Last updated at: (Beijing Time) Monday, January 07, 2002
India-Pakistan Peace Key to South Asia Development
Leaders of the seven South Asian Association for Regional Cooperation (SAARC) nations concluded Sunday their first summit in the new century in Kathmandu, Nepal, after pledging to strengthen regional socio-economic cooperation for development.
Leaders of the seven South Asian Association for Regional Cooperation (SAARC) nations concluded Sunday their first summit in the new century in Kathmandu, Nepal, after pledging to strengthen regional socio-economic cooperation for development.
But peace, especially that between India and Pakistan, is instrumental to achieve the goal of development in the war- and conflict-plagued region.
Civil wars, social unrest and international conflicts in South Asia have dragged more than 400 million residents there into poverty and misery, greatly hindering the development of national economies of SAARC members and the development of socio-economic cooperation between them.
More than 50 years of hostility between India and Pakistan, two important SAARC members, dwarfed their national economies as they have been going all out to step up their respective national defense.
Wars and conflicts between the two countries, regarded the biggest stumbling block to peace and stability in South Asia, blew into the thin air a South Asian Free Trade Area, which was originally planned to be set up in 2001.
South Asia remains one of the poorest regions in the world, with 40 percent of its 1.3 billion people living under the poverty line.
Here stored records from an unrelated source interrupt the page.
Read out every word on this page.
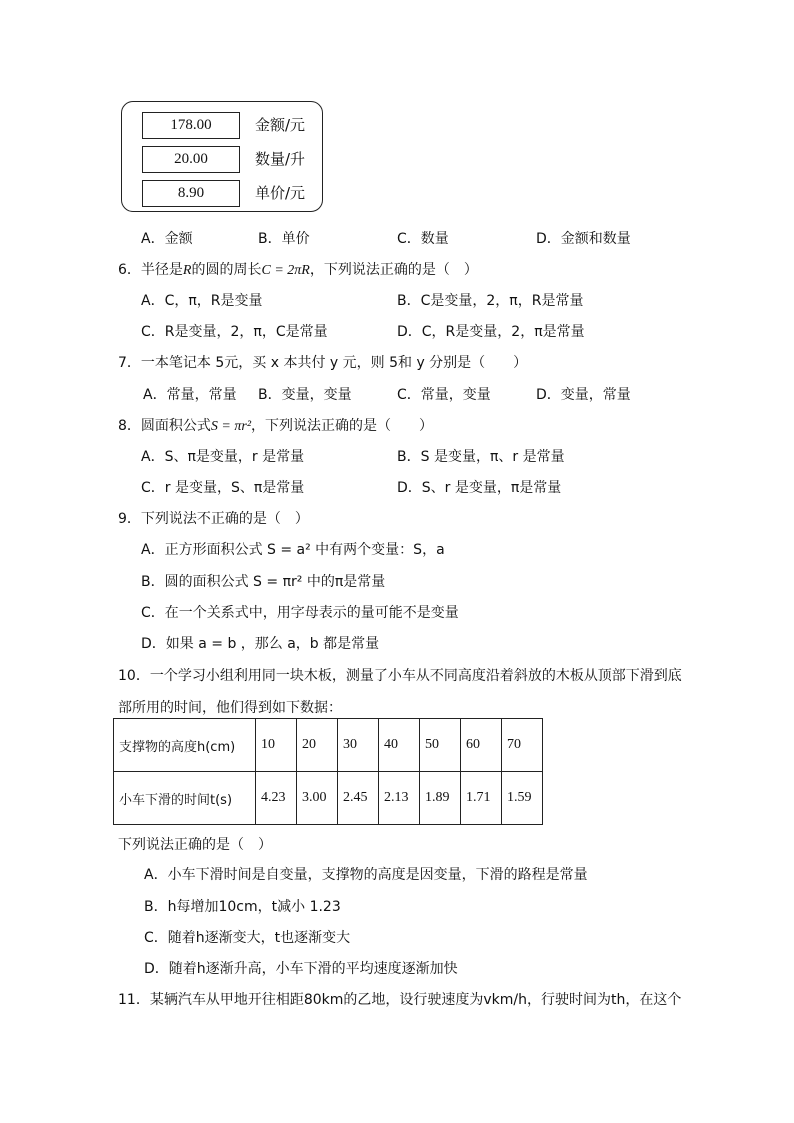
178.00	金额/元
20.00	数量/升
8.90	单价/元
A．金额	B．单价	C．数量	D．金额和数量
6．半径是R的圆的周长C = 2πR，下列说法正确的是（　）
A．C，π，R是变量	B．C是变量，2，π，R是常量
C．R是变量，2，π，C是常量	D．C，R是变量，2，π是常量
7．一本笔记本 5元，买 x 本共付 y 元，则 5和 y 分别是（　　）
A．常量，常量 B．变量，变量	C．常量，变量	D．变量，常量
8．圆面积公式S = πr²，下列说法正确的是（　　）
A．S、π是变量，r 是常量	B．S 是变量，π、r 是常量
C．r 是变量，S、π是常量	D．S、r 是变量，π是常量
9．下列说法不正确的是（　）
A．正方形面积公式 S = a² 中有两个变量：S，a
B．圆的面积公式 S = πr² 中的π是常量
C．在一个关系式中，用字母表示的量可能不是变量
D．如果 a = b ，那么 a，b 都是常量
10．一个学习小组利用同一块木板，测量了小车从不同高度沿着斜放的木板从顶部下滑到底
部所用的时间，他们得到如下数据：
支撑物的高度h(cm)	10	20	30	40	50	60	70
小车下滑的时间t(s)	4.23	3.00	2.45	2.13	1.89	1.71	1.59
下列说法正确的是（　）
A．小车下滑时间是自变量，支撑物的高度是因变量，下滑的路程是常量
B．h每增加10cm，t减小 1.23
C．随着h逐渐变大，t也逐渐变大
D．随着h逐渐升高，小车下滑的平均速度逐渐加快
11．某辆汽车从甲地开往相距80km的乙地，设行驶速度为vkm/h，行驶时间为th，在这个
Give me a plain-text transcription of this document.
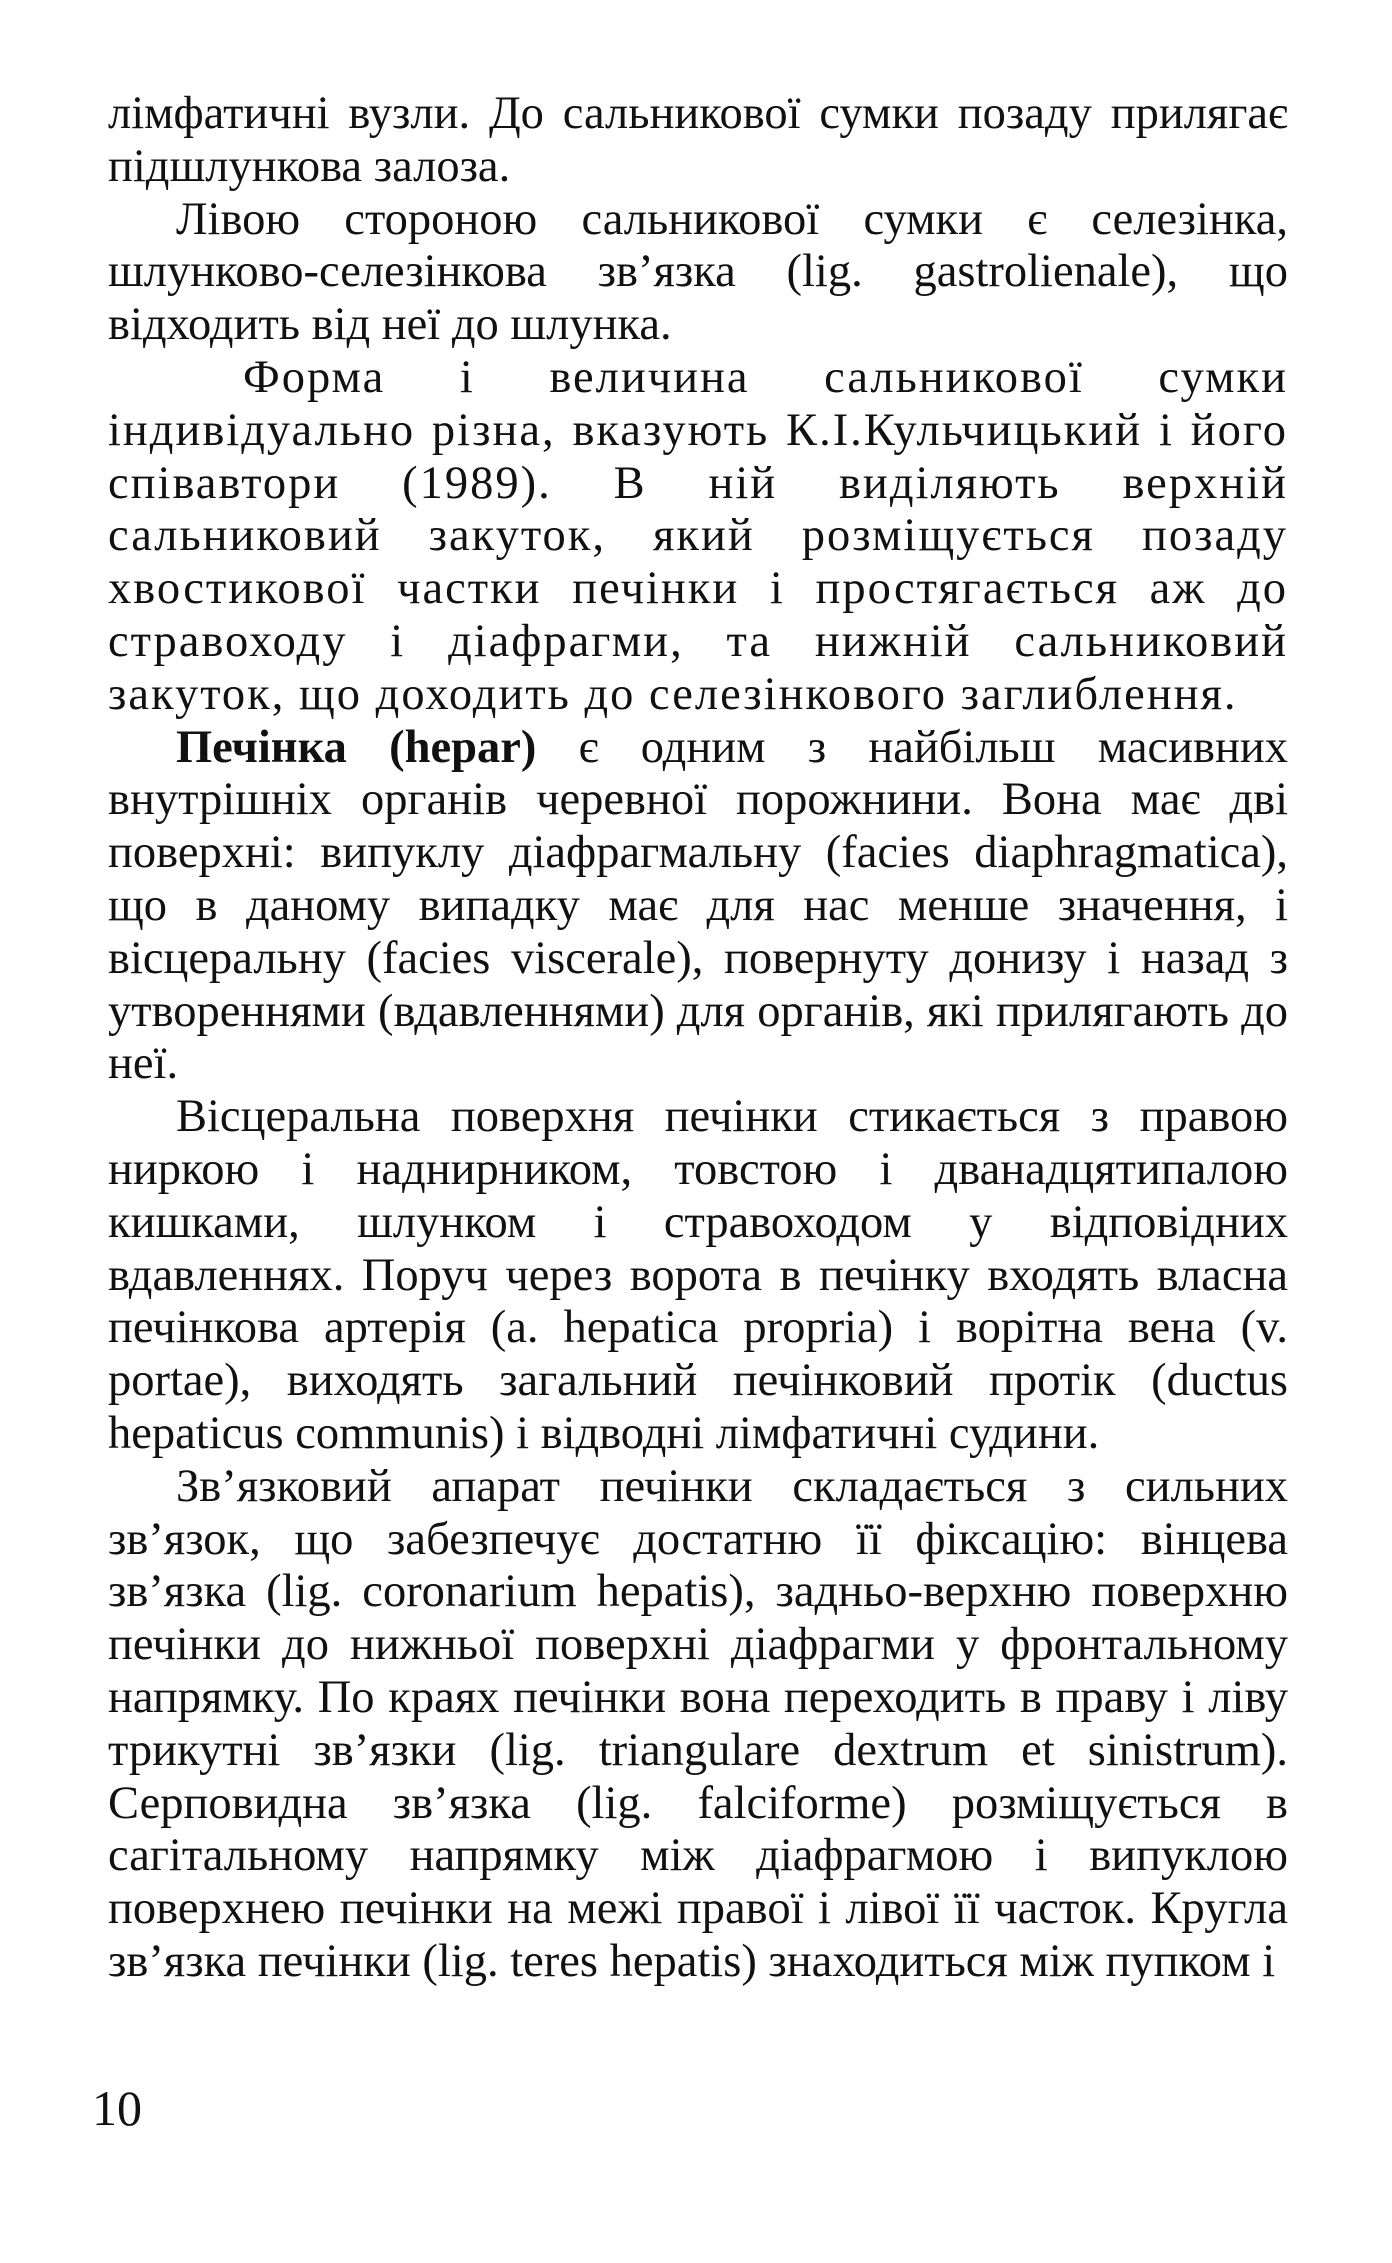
лімфатичні вузли. До сальникової сумки позаду прилягає підшлункова залоза.

Лівою стороною сальникової сумки є селезінка, шлунково-селезінкова зв’язка (lig. gastrolienale), що відходить від неї до шлунка.

Форма і величина сальникової сумки індивідуально різна, вказують К.І.Кульчицький і його співавтори (1989). В ній виділяють верхній сальниковий закуток, який розміщується позаду хвостикової частки печінки і простягається аж до стравоходу і діафрагми, та нижній сальниковий закуток, що доходить до селезінкового заглиблення.

Печінка (hepar) є одним з найбільш масивних внутрішніх органів черевної порожнини. Вона має дві поверхні: випуклу діафрагмальну (facies diaphragmatica), що в даному випадку має для нас менше значення, і вісцеральну (facies viscerale), повернуту донизу і назад з утвореннями (вдавленнями) для органів, які прилягають до неї.

Вісцеральна поверхня печінки стикається з правою ниркою і наднирником, товстою і дванадцятипалою кишками, шлунком і стравоходом у відповідних вдавленнях. Поруч через ворота в печінку входять власна печінкова артерія (a. hepatica propria) і ворітна вена (v. portae), виходять загальний печінковий протік (ductus hepaticus communis) і відводні лімфатичні судини.

Зв’язковий апарат печінки складається з сильних зв’язок, що забезпечує достатню її фіксацію: вінцева зв’язка (lig. coronarium hepatis), задньо-верхню поверхню печінки до нижньої поверхні діафрагми у фронтальному напрямку. По краях печінки вона переходить в праву і ліву трикутні зв’язки (lig. triangulare dextrum et sinistrum). Серповидна зв’язка (lig. falciforme) розміщується в сагітальному напрямку між діафрагмою і випуклою поверхнею печінки на межі правої і лівої її часток. Кругла зв’язка печінки (lig. teres hepatis) знаходиться між пупком і

10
The region has one fifth of the world's total population, yet its share of global gross domestic product was less than 2 percent.
Tension has returned between India and Pakistan since December 13 when the Indian parliament was attacked. India blamed two Pakistani-based groups, Jaish-e-Mohammed and Lashkar-e-Taiba, for the attack and demanded Pakistan crack down on the groups and arrest their leaders.
India has moved more troops to the border, saying it was responding to a Pakistani buildup and the two sides exchanged heavy mortars and machine-gun fire in Kashmir, a region the two sides have disputed for half a century.
The firing of one mortar would cost India 250 U.S. dollars, more than half of the annual income of an ordinary Indian or Pakistani citizen, an Argentine newspaper calculated.
Even in time of peace, the two nations have paid dearly for their hostile history, the paper said.
In Pakistan, the Pervez Musharraf government invests 2 billion dollars every year in national defense, accounting for a quarter of the national revenue. India, with a population of more than 1 billion, spends each year in defense 13 billion dollars, 17 percent of its budget and five times as much as the yearly allowances given to the poorest.
International sanctions upon the two nations for their 1998 nuclear tests brought vast impact upon Pakistan, aborting its economic revitalization plan and depriving it of the ability to pay off foreign debts.
The hope and plans to alleviate poverty and improve living conditions in the two big South Asian countries, which have a decisive role to play in stabilizing the region, would fade if they go for another war.
But history has proven that hostility and conflicts could do little in solving disputes. War and confrontation never contributes to the solution to the Kashmir issue, but peaceful
talks help a lot.
India-Pakistan relations entered a new stage in February 1999, when Indian Prime Minister Atal Bihari Vajpayee and former Pakistani Prime Minister Nawaz Sharif signed the Lahore Declaration for peace. The two countries carried out bilateral cooperation in certain fields and regularly exchanged lists of nuclear facilities as a good-will gesture.
Though Musharraf and Vajpayee did not hold separate talks at the two-day summit, they shook hands twice, giving hope that the two rivals would live up to the expectations of the world community to make peace and settle their dispute by peaceful means.